Profiting (Legally) From Cyber Insecurity
“Everybody points to security as one of the top needs in the enterprise, but the spending rarely translates into any of these stocks,” Spivak says. “Just because security is hot doesn’t mean the stocks are going to outperform. It hasn’t always worked out in the near term.”
In its most recent guidance, for example, Sourcefire warned of slower near-term growth because of spending cuts in the federal government.
“In the short term, our federal government doesn’t necessarily have a budget plan in place,” Owens says. “We’re not seeing the associated spending increases that we’d like to, especially to protect our cyber infrastructure. One of your largest consumers of this technology currently is on a flat spending budget on a year-over-year basis. You’ve got austerity programs internationally, as well, that are somewhat mitigating the near-term spend opportunity.”
But analysts note that the long-term outlook remains strong.
“The federal government is and has been one of the most attempted-to-be-hacked organizations in the world,” Spivak says. “They have to invest in this area.”

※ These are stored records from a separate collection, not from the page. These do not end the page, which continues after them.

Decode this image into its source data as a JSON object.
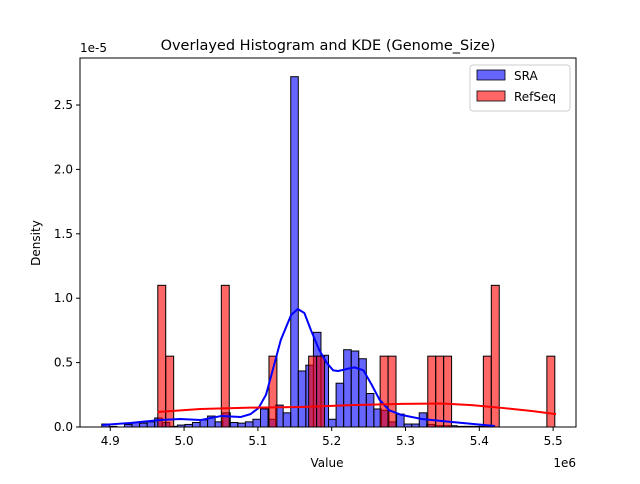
{
  "chart_data": {
    "type": "histogram+kde",
    "title": "Overlayed Histogram and KDE (Genome_Size)",
    "xlabel": "Value",
    "ylabel": "Density",
    "x_offset_label": "1e6",
    "y_offset_label": "1e-5",
    "xlim": [
      4.859,
      5.531
    ],
    "ylim": [
      0,
      2.865
    ],
    "x_ticks": [
      "4.9",
      "5.0",
      "5.1",
      "5.2",
      "5.3",
      "5.4",
      "5.5"
    ],
    "y_ticks": [
      "0.0",
      "0.5",
      "1.0",
      "1.5",
      "2.0",
      "2.5"
    ],
    "grid": false,
    "legend_position": "top-right",
    "series": [
      {
        "name": "SRA",
        "color": "#0000ff",
        "range": [
          4.8885,
          5.421
        ],
        "bins": 52,
        "values": [
          0.023,
          0.005,
          0,
          0.02,
          0.035,
          0.03,
          0.04,
          0.07,
          0.035,
          0.005,
          0.015,
          0.02,
          0.035,
          0.055,
          0.085,
          0.04,
          0.11,
          0.035,
          0.03,
          0.04,
          0.06,
          0.14,
          0.06,
          0.17,
          0.11,
          2.72,
          0.435,
          0.48,
          0.735,
          0.557,
          0.06,
          0.34,
          0.6,
          0.59,
          0.53,
          0.26,
          0.14,
          0.13,
          0.04,
          0.1,
          0.023,
          0.023,
          0.11,
          0.02,
          0.01,
          0.01,
          0.01,
          0.005,
          0.005,
          0.005,
          0.005,
          0.005
        ],
        "kde": {
          "x": [
            4.889,
            4.927,
            4.968,
            4.995,
            5.022,
            5.05,
            5.077,
            5.09,
            5.101,
            5.111,
            5.12,
            5.131,
            5.145,
            5.154,
            5.163,
            5.172,
            5.183,
            5.193,
            5.202,
            5.209,
            5.22,
            5.231,
            5.243,
            5.254,
            5.265,
            5.278,
            5.295,
            5.322,
            5.363,
            5.421
          ],
          "y": [
            0.016,
            0.031,
            0.054,
            0.062,
            0.054,
            0.085,
            0.078,
            0.1,
            0.148,
            0.25,
            0.44,
            0.675,
            0.87,
            0.916,
            0.885,
            0.75,
            0.6,
            0.5,
            0.44,
            0.435,
            0.45,
            0.463,
            0.44,
            0.33,
            0.21,
            0.13,
            0.093,
            0.062,
            0.039,
            0.008
          ]
        }
      },
      {
        "name": "RefSeq",
        "color": "#ff0000",
        "range": [
          4.9644,
          5.5023
        ],
        "bins": 50,
        "values": [
          1.1,
          0.55,
          0,
          0,
          0,
          0,
          0,
          0,
          1.1,
          0,
          0,
          0,
          0,
          0,
          0.55,
          0,
          0,
          0,
          0,
          0.55,
          0.55,
          0,
          0,
          0,
          0,
          0,
          0,
          0,
          0.55,
          0.55,
          0,
          0,
          0,
          0,
          0.55,
          0.55,
          0.55,
          0,
          0,
          0,
          0,
          0.55,
          1.1,
          0,
          0,
          0,
          0,
          0,
          0,
          0.55
        ],
        "kde": {
          "x": [
            4.964,
            5.022,
            5.09,
            5.158,
            5.227,
            5.295,
            5.349,
            5.39,
            5.431,
            5.471,
            5.504
          ],
          "y": [
            0.116,
            0.14,
            0.15,
            0.155,
            0.17,
            0.18,
            0.182,
            0.17,
            0.148,
            0.124,
            0.1
          ]
        }
      }
    ]
  }
}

And because cyber criminals operate a step ahead of the technologies designed to thwart them, there will always be opportunities within the sector for investors.
“Given the attacks that we’re seeing on a national level, on a local level, and in enterprises, we’ll continue to see a ramp in cyber security spending over the next five to 10 years,” Owens says. “A pretty dramatic ramp, which should set up a pretty positive fundamental backdrop for a majority of these companies.”